If I don't get the psych's summary fast enough, is it a reasonable back-up plan (just for this piece of the pie) to fax it to GAL as an FYI, to ensure he has it?  I mean, can't hurt, I guess; but all I can do is raise it at trial if GAL says something contradictory to the summary.

I've only talked to him via phone for a brief introduction on May 3, and I haven't heard anything since.

socrateaser

>Okay, I can certainly put together a supplemental dec (I
>noted re the new caption rule) with nearly everything to be
>personally served at least three business days prior to
>hearing.
>
>I'm not sure how fast I can get the psych's summary.
>
>If I don't get the psych's summary fast enough, is it a
>reasonable back-up plan (just for this piece of the pie) to
>fax it to GAL as an FYI, to ensure he has it?  I mean, can't
>hurt, I guess; but all I can do is raise it at trial if GAL
>says something contradictory to the summary.
>
>I've only talked to him via phone for a brief introduction on
>May 3, and I haven't heard anything since.

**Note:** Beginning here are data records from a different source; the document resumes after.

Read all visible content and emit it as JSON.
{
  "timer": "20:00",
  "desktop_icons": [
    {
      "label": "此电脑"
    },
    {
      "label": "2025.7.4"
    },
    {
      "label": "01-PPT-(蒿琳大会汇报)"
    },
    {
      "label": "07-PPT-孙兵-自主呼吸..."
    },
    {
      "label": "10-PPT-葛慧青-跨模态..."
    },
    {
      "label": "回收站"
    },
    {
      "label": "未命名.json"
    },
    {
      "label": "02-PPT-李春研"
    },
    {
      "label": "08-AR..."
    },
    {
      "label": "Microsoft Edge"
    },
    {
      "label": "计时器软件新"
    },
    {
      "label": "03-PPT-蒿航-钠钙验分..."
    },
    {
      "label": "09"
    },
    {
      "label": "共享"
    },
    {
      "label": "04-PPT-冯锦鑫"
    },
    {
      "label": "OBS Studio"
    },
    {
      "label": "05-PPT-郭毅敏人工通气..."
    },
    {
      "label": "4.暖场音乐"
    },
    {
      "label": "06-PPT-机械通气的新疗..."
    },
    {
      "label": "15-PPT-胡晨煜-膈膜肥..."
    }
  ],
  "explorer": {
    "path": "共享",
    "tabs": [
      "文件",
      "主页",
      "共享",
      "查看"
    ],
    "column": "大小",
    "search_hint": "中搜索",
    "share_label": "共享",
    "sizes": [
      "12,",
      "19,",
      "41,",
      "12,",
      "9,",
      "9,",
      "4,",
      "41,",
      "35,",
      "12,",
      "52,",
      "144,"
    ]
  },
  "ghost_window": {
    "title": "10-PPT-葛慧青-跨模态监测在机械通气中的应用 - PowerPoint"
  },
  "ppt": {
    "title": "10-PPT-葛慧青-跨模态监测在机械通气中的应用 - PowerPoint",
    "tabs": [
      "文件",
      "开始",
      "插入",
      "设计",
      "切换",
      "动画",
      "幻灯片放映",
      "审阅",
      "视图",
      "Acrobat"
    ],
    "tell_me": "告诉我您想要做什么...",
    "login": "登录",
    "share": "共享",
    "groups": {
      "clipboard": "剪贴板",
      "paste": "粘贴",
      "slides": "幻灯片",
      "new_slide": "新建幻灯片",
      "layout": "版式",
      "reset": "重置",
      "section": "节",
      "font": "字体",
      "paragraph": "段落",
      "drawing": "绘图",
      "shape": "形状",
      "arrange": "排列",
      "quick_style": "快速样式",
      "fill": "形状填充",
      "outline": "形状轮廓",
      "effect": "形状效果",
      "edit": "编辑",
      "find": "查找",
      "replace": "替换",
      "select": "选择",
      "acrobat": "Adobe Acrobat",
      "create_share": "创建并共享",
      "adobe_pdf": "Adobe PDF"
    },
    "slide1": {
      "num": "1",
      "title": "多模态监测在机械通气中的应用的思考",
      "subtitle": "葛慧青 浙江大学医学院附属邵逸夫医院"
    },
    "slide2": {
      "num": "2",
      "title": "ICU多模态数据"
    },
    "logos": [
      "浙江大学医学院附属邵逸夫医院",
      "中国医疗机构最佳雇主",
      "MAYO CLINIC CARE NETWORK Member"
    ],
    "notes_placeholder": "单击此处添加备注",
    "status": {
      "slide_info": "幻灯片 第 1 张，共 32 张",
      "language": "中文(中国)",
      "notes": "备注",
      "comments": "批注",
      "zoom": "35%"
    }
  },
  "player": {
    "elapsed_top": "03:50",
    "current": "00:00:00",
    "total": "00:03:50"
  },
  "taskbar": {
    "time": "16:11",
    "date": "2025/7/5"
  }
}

I'd send the report to everybody if you get it -- it's not something to hide. What's bothering me at the moment is that you're about to have another hearing and no one seems particularly interested in having any objective evidence from the therapist other than you. Without something objective, there's no reason to have a hearing, which makes me wonder if this is just attorneys waiting until the last second, or whether it's a deliberate strategy to try to create a new status quo, and the GAL just isn't doing her job (yet).

So, yeah, the GAL needs to know that the kid is well-adjusted and not in any distress, if that's what the therapist concludes. Hopefully, that will cause the GAL to tell the court that the therapst's letter demonstrates that contact with Dad shouldn't be limited, and if anything, increased.

DecentDad

Thanks.

A prior attorney of mine has said that this minor's counsel is wonderful, child-focused.  So, on his part, it doesn't sound like he'd be in cahoots with OC.  I don't KNOW that he hasn't done anything, but he sure hasn't contacted ME about anything (but I have provided him with stuff like recent pleadings, recent orders, recent hearing transcript, and collateral witness list).

Biomom has wanted sole custody for years and has twice tried for a move-away.  So, yes, getting a continuance would be a good strategy for her to stretch out the status quo.

BTW, minor's counsel is the one who recommended the psychologist to whom biomom and I eventually agreed, so he must find her credible.

And it makes SOME sense to me, if a credible psychologist has interviewed biomom, me, stepmom AND met three times alone with child... that an appointed, overbooked minor's attorney may just decide to let his recommended shrink do the work and then report to the court on her conclusions.  This psychologist shares office space with custody evaluators, and this person purports that half her therapeutic work is in high-conflict custody cases.

Has it been your experience that minor's counsel would enter a court without having interviewed parties, and just report on what a psych told him?  He was appointed by the court to give an oral report at 30-day hearing, and that's all that was ordered.

socrateaser

>Has it been your experience that minor's counsel would enter a
>court without having interviewed parties, and just report on
>what a psych told him?  He was appointed by the court to give
>an oral report at 30-day hearing, and that's all that was
>ordered.

No, but it could be that the GAL thinks this is all !@#$, has talked to the therapist who thinks it's !@#$, so the GAL will go in after discussing with the therapist and just tell the court that this is a big waste of time.

Which means you should get more time with your child.